Dr. Kanakadurga Singer
Kanakadurga (Durga) Singer, M.D., is an Assistant Professor at the University of Michigan Medical School. She received her Bachelor’s in Biophysics and Philosophy as well as her Master’s from Johns Hopkins University. Dr. Singer attended the University of Michigan for her medical school education, Pediatrics Residency, and Pediatric Endocrinology Fellowship.
What projects are you currently working on?
The overarching goal of the research in my laboratory is to understand the impact of high-fat diets and obesity on the immune system. Specific projects in the lab have stemmed from trying to answer questions about how obesity and excess fat actually leads to disease. How can we identify which individuals are at risk for future metabolic and cardiovascular disease? Does immune activation in obesity lead to some of the consequences of a high-fat diet, such as diabetes and heart disease? We have used a combination of studies in animal models fed a high-fat diet and clinical studies of circulating white blood cells to answer these questions. More recently we have focused on trying to understand sex differences in these inflammatory responses and if these drive differences in metabolic and cardiovascular disease that we observe in men and women.
What led you to pursue childhood obesity research?
I initially became interested in understanding why some individuals are at risk for metabolic and cardiovascular disease from obesity as they become adults while others seem to be protected from the health consequences of high body mass. When I entered the field of pediatric endocrinology, I became more intrigued about the rise in obesity at younger ages and the impact that is going to have on lifetime disease risk.
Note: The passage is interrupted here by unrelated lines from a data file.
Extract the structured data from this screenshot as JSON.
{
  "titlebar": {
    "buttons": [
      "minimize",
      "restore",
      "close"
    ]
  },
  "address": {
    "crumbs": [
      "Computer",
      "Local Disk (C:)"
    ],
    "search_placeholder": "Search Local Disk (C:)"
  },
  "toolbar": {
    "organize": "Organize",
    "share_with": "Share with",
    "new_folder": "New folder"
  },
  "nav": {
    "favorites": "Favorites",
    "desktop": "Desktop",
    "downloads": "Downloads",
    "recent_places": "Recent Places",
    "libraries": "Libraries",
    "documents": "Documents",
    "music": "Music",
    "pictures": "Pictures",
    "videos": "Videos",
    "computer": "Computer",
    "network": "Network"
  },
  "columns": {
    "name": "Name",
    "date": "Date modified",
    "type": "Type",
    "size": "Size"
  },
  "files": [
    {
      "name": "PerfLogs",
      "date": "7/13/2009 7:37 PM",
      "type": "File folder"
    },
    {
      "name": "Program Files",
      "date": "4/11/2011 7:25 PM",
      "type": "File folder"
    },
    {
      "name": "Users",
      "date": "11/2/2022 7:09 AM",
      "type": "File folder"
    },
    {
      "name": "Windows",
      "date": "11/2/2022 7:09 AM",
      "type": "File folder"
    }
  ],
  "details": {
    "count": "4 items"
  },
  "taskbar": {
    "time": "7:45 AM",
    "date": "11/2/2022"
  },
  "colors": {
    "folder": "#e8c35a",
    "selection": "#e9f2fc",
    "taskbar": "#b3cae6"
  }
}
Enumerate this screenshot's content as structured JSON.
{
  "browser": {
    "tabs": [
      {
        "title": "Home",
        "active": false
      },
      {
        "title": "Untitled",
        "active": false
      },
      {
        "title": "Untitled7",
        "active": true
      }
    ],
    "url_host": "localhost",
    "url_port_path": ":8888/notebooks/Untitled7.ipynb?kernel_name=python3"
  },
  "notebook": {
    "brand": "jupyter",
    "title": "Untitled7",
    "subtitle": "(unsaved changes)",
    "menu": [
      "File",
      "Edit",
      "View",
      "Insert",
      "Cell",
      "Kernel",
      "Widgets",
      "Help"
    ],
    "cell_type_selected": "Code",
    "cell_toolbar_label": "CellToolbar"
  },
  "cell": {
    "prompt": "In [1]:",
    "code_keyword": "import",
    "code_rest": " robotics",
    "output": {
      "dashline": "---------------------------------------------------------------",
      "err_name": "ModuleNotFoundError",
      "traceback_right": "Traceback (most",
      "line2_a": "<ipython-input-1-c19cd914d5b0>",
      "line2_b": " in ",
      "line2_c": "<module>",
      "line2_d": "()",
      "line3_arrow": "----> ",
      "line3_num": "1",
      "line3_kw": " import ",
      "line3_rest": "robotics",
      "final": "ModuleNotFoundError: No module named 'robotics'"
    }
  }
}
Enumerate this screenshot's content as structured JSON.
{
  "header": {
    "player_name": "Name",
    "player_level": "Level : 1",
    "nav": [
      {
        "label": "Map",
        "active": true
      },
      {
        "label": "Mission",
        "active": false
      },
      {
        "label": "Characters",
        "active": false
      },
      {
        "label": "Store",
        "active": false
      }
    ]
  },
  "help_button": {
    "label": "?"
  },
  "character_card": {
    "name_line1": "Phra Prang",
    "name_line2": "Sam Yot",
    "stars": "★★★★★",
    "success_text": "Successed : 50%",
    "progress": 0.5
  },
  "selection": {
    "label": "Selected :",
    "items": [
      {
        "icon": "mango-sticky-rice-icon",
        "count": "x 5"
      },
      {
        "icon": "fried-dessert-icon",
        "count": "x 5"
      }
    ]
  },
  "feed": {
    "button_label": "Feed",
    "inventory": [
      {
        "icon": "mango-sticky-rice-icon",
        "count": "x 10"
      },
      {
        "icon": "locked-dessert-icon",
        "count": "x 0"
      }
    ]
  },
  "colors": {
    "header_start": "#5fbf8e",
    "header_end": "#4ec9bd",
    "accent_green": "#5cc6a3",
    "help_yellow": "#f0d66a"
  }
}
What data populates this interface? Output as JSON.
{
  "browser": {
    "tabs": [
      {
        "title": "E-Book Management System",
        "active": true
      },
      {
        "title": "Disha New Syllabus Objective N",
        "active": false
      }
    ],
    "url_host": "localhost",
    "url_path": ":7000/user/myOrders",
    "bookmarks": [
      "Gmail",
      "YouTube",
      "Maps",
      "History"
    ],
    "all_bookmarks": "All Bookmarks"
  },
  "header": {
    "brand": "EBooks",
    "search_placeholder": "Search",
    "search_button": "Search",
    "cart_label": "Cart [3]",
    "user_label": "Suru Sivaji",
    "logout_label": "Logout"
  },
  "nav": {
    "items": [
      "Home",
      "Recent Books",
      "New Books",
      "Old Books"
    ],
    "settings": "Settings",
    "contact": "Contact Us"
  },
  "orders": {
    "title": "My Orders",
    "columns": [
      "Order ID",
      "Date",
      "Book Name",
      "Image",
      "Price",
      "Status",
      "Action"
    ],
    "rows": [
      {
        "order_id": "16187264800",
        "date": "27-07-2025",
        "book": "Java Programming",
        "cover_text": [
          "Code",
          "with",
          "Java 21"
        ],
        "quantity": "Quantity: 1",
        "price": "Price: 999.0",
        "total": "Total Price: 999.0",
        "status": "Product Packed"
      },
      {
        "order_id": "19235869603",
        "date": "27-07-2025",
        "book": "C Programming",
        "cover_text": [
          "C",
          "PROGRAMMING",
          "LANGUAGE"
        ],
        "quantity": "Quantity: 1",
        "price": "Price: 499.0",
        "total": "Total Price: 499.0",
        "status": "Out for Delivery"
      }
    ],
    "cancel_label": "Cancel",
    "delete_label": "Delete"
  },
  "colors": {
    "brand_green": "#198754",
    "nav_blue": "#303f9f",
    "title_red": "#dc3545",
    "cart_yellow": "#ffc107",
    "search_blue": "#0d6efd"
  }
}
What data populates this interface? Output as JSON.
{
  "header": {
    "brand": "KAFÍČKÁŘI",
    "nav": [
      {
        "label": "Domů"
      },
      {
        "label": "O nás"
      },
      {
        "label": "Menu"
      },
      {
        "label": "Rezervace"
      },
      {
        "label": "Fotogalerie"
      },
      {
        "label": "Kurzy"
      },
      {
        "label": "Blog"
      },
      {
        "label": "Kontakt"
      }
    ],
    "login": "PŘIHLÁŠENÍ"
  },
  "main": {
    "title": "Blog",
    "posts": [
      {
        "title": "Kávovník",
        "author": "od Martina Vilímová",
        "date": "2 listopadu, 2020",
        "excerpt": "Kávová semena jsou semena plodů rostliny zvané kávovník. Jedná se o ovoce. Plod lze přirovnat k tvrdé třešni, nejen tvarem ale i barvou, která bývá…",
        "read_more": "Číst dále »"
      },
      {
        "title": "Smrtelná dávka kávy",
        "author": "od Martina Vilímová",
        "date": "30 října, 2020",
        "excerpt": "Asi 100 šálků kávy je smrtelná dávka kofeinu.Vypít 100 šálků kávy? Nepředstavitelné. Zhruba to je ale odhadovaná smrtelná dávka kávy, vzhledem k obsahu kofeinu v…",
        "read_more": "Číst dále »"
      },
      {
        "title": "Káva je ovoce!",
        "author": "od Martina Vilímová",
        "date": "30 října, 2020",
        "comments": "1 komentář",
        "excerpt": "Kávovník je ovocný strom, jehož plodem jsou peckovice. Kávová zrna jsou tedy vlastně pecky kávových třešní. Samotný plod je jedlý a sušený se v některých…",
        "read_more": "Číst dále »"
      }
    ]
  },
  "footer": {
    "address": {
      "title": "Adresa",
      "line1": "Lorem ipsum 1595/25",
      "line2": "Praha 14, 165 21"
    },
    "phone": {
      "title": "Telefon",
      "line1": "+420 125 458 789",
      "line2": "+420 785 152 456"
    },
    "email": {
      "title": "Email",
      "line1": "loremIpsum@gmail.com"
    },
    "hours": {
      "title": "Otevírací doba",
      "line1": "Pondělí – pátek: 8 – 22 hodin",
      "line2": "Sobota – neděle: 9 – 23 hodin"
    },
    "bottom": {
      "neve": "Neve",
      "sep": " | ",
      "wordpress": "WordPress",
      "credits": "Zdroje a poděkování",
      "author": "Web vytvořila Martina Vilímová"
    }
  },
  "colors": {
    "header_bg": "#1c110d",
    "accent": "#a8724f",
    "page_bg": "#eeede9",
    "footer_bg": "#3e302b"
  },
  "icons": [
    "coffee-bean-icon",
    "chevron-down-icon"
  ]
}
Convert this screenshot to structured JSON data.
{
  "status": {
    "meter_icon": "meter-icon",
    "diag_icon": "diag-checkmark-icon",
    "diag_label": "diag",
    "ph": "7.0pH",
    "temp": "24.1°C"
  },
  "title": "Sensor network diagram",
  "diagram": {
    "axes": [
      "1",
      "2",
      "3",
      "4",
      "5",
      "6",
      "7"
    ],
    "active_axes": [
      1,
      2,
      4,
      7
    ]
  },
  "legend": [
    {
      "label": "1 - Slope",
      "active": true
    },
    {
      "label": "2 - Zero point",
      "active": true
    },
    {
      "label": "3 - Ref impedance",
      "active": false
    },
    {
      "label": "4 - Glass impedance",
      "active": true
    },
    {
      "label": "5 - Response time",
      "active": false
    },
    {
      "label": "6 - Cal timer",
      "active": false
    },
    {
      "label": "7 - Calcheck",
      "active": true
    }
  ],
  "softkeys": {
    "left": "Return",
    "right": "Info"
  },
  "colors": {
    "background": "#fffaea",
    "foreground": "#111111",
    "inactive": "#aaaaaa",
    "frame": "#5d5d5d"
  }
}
I became frustrated about the lack of effective treatment strategies to prevent metabolic disease for families and children struggling with weight.
What do you like most about your job?
I really enjoy the dual aspect of both building relationships and treating patients in clinic while doing research. Working with the next generation of trainees to further our understanding of how nutrition and obesity lead to disease is very rewarding.
The Momentum Center is a cross-disciplinary research center. How have you drawn on your other experiences to do this kind of research?
I have been fortunate to collaborate with several other researchers at the University of Michigan to further understand the impact of obesity on child health. I have been able to draw on their expertise in the biology of normal development, which is a big part of understanding any problem that involves growing children. I have also had the opportunity to collaborate with clinical and health services researchers, which allows us to take a step back from the mechanisms we study in individual patients and in animals and ask how obesity is shaping health on the population level. I think that over time we will make the greatest impact as researchers from cross-disciplinary research efforts.
If you had unlimited time and resources to explore a research question, what would you want to study?
If I had unlimited time and resources, I would want to work towards building a multi-racial cohort of children that could be followed through time to identify different biomarkers that are altered in those children developing metabolic disease. As a next step, I would hope to identify how to prevent this disease progression thought identification of dietary factors lead to mechanistic changes driving disease so we can create personalized treatment strategies.